Description of problem:
When uploading a Virtual Machine image to an FTP server curl fails to get the size of the block device correctly and errors the upload.
curl: (18) Uploaded unaligned file size (2147483648 out of 0 bytes)
Version-Release number of selected component (if applicable):
curl 7.15.5 (x86_64-redhat-linux-gnu) libcurl/7.15.5 OpenSSL/0.9.8b zlib/1.2.3 libidn/0.6.5
Protocols: tftp ftp telnet dict ldap http file https ftps
Features: GSS-Negotiate IDN IPv6 Largefile NTLM SSL libz
Create an LVM device and attempt to upload it to an FTP server
curl -T /dev/servers/vm-image-001 ftp://backup-server/incoming/vmsnapshot
curl: (18) Uploaded unaligned file size (2147483648 out of 0 bytes)
Upload completes without error.
Workaround is to redirect to stdin, although this removes the size consistency check completely.
curl -T - ftp://backup-server/incoming/vmsnapshot </dev/servers/vm-image-001
Could you please explain what you mean by 'curl fails to get the size of the block device correctly'?

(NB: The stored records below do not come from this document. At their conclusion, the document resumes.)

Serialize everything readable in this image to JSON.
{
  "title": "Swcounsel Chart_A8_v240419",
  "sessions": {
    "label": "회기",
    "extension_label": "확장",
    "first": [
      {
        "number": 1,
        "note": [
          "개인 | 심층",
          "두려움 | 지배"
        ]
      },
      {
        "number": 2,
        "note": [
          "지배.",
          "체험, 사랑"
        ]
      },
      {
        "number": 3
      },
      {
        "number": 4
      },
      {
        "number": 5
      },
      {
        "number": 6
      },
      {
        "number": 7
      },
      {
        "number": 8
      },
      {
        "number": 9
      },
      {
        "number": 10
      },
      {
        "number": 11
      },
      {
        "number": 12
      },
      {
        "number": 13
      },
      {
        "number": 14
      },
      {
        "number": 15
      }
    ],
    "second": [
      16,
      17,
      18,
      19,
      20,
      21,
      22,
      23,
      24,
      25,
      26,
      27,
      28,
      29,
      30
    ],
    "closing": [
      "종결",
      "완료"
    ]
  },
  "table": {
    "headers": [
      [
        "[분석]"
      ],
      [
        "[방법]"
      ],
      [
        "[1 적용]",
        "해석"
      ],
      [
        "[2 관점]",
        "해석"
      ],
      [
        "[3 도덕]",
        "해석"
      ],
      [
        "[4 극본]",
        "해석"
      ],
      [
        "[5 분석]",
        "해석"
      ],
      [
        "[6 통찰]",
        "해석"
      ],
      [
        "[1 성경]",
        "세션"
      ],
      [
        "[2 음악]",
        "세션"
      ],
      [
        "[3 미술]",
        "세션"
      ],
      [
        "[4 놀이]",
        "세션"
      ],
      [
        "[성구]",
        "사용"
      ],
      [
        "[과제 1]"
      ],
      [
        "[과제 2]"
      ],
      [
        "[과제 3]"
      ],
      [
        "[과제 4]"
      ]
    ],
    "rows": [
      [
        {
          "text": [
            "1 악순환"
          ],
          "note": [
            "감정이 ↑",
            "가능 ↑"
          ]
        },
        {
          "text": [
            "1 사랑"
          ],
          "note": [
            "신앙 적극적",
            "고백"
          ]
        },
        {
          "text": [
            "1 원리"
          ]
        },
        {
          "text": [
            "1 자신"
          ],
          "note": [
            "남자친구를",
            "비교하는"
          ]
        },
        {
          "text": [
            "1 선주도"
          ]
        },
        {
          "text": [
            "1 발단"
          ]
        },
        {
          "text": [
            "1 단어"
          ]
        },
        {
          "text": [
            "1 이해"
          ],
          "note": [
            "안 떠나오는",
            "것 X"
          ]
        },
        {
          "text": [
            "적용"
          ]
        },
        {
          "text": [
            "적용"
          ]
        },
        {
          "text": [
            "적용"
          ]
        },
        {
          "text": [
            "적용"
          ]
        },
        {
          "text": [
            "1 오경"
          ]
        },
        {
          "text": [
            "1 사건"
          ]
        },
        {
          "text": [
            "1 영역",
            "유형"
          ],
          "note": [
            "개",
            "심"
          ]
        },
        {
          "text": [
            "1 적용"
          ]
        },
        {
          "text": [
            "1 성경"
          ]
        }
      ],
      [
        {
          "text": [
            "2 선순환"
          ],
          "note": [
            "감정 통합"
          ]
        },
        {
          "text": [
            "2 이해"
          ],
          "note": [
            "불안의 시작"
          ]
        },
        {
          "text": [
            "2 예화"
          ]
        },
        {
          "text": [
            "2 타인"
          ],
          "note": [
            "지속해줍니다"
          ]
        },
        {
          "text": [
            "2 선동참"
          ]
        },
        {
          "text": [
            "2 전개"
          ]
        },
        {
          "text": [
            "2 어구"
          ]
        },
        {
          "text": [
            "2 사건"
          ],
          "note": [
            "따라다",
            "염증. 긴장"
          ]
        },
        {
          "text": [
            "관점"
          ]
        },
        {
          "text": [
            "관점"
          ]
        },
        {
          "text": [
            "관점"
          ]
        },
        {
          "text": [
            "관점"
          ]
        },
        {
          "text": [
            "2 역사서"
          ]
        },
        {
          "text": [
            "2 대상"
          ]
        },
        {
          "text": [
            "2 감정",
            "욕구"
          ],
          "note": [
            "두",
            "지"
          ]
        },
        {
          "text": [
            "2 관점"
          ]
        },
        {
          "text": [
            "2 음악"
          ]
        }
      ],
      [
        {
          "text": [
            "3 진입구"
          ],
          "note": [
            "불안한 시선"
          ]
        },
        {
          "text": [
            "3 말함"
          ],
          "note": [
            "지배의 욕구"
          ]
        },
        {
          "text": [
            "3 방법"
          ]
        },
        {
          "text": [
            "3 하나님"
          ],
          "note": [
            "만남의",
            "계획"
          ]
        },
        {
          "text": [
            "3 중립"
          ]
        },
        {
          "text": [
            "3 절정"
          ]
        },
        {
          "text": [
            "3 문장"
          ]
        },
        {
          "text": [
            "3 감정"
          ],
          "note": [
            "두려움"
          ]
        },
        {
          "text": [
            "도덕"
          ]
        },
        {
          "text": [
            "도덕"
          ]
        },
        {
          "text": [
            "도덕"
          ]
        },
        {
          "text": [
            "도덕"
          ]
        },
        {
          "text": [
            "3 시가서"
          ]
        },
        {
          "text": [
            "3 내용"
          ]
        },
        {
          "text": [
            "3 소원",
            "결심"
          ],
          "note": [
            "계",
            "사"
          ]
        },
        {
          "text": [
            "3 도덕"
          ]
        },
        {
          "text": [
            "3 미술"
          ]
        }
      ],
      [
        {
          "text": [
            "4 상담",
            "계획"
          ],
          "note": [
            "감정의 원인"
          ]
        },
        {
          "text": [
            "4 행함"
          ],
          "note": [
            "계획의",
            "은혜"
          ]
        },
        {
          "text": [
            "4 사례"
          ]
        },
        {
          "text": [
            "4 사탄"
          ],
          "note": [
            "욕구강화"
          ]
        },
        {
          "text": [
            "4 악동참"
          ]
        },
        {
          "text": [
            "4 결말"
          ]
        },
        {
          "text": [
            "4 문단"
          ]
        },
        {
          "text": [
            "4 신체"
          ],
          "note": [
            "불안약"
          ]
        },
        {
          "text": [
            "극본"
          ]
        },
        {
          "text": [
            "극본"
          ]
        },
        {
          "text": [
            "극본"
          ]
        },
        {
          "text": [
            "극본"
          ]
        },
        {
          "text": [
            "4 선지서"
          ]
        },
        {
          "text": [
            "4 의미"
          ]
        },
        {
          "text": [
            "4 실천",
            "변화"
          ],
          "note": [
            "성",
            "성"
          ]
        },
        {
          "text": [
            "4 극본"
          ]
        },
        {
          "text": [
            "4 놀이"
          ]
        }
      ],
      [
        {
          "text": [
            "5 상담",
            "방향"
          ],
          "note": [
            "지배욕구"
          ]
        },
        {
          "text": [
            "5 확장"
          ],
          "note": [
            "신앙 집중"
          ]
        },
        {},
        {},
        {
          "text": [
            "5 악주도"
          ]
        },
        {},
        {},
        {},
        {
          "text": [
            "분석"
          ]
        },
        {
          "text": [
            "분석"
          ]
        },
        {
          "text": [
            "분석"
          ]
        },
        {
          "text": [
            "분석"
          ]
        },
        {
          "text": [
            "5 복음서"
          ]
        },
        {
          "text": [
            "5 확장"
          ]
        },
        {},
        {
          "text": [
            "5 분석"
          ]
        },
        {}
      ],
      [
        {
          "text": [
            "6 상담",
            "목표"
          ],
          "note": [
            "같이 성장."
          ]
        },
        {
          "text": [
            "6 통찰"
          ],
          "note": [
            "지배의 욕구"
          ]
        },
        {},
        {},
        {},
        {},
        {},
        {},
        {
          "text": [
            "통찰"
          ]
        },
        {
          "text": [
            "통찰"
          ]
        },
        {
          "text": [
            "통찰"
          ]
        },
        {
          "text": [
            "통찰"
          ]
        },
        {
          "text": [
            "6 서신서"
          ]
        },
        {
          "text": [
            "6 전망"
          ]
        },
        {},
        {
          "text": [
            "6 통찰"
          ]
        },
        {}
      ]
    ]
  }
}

What does the following command say?
$ stat /dev/servers/vm-image-001
Well the error "(2147483648 out of 0 bytes)" gives the game away. It's trying to get the size of a block special device.
"What does the following command say?
$ stat /dev/servers/vm-image-001"
As you would expect with LVM, it says it is a block special device - once you follow the symlink.
Size: 0 Blocks: 0 IO Block: 4096 block special file
Device: 11h/17d Inode: 8087 Links: 1 Device type: fd,1
Access: (0660/brw-rw----) Uid: ( 0/ root) Gid: ( 6/ disk)
Access: 2010-08-10 12:38:04.294987867 +0100
Modify: 2010-08-10 12:28:46.758987867 +0100
Change: 2010-08-10 12:28:46.758987867 +0100
I tried to upload the content of a block device -- it was correctly transferred to the server and then it returned the CURLE_PARTIAL_FILE. Note that the FTP protocol can't really transfer the block device as a device -- there will be a regular file on server's side as the result.
So you are just concerned about the error code then?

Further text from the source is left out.